Patience finished this letter with a disagreeable lowering of the brows. She made no comment, however, but opened a book and refused to converse with her husband.
On Sunday morning she found three columns on the Woman’s Page of the “Day” devoted to her beauty, her intellect, her gowns, and her opinions. It was embellished with a photograph of Peele Manor and a sketch of herself, which Miss Merrien had evidently made from memory. When Beverly came down she handed the newspaper to him at once, to read the story with the raw temper of early morning. She hoped that Mrs. Peele would read it in similar conditions.

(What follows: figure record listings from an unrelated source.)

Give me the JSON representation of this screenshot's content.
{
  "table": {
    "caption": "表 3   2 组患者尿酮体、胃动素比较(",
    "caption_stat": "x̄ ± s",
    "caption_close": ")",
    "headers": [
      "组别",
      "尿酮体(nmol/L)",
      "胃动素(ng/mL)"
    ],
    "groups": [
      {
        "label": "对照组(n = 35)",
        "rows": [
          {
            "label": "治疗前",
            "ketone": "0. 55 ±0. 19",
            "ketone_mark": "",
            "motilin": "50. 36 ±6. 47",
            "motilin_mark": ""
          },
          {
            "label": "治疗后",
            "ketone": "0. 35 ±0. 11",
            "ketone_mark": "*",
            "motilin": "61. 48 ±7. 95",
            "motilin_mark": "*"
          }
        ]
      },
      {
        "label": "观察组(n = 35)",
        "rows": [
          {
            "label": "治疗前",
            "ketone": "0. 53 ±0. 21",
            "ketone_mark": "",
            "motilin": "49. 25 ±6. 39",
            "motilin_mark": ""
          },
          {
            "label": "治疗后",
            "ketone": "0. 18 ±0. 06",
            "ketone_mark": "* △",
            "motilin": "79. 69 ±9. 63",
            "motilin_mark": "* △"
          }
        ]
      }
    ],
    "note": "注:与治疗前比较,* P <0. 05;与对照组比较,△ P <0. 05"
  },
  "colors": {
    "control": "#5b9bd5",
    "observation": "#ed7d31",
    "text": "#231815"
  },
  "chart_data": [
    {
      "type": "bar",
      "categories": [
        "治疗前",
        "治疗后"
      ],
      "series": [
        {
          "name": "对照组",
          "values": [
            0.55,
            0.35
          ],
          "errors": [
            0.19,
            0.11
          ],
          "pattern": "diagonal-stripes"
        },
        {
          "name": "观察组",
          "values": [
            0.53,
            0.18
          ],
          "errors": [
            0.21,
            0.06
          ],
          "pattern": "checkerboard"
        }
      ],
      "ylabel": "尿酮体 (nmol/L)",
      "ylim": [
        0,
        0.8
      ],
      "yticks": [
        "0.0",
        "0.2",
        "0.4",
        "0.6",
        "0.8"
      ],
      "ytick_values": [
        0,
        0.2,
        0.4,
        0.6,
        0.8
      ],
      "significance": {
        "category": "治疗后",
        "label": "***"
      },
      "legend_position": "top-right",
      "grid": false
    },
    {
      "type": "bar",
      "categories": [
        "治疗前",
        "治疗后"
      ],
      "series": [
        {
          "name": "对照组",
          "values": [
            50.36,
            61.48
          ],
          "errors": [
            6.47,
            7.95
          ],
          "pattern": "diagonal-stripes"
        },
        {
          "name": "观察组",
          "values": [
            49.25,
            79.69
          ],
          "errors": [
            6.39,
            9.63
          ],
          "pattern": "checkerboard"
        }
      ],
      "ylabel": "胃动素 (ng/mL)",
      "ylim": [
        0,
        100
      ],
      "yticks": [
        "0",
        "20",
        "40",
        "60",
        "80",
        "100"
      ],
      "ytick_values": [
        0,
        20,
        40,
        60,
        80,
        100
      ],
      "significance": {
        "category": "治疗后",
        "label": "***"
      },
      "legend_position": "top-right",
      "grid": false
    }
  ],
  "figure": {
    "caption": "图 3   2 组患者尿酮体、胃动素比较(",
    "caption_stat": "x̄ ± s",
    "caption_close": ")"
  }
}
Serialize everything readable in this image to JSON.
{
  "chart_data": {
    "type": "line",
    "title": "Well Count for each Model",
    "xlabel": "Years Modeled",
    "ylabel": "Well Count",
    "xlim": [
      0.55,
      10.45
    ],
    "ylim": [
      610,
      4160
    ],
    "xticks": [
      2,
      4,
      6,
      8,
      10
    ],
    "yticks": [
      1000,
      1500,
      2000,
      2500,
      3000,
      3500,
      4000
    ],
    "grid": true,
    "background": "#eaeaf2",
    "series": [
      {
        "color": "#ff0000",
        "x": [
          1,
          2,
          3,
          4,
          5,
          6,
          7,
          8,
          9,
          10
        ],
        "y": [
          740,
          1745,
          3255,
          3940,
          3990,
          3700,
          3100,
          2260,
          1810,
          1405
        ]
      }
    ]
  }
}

After he had gone through the headlines he let the newspaper fall to the floor, and stared at her with a face so livid that for a moment she felt as if looking upon the risen dead. Then gradually it blackened, only the nostrils remaining white.
“So you deliberately defy me?” he articulated.
“Yes,” she said, watching him narrowly. She thought that he might strike her.
“You did it on purpose to drive me crazy?”
“I had no object whatever, except that it pleased me to be interviewed. Understand at once that I shall do exactly as I please in all things. This is not the country for petty household tyrants. I don’t doubt there are many men in this world whom I should be glad to treat with deference and respect if I happened to be married to one of them; but with men like you there is only one course to take. I have asked you to let me live abroad. If you consent to this, it may save you a great deal of trouble in the future; for, I repeat, I shall in all things do exactly as I choose.”
“We’ll see whether you will or not,” he roared. “You’ll do as I say, or I’ll lock you up.”
“Oh, you will not lock me up. You are way behind your times, Beverly. There is no law in the United States to compel me to obey you.”
“I’ll stop your allowance. You’ll never get another cent from me.”
“That has nothing whatever to do with it. Now, I ask you for the last time, Will you let me travel?”
“No!” he shouted, and he rushed from the room.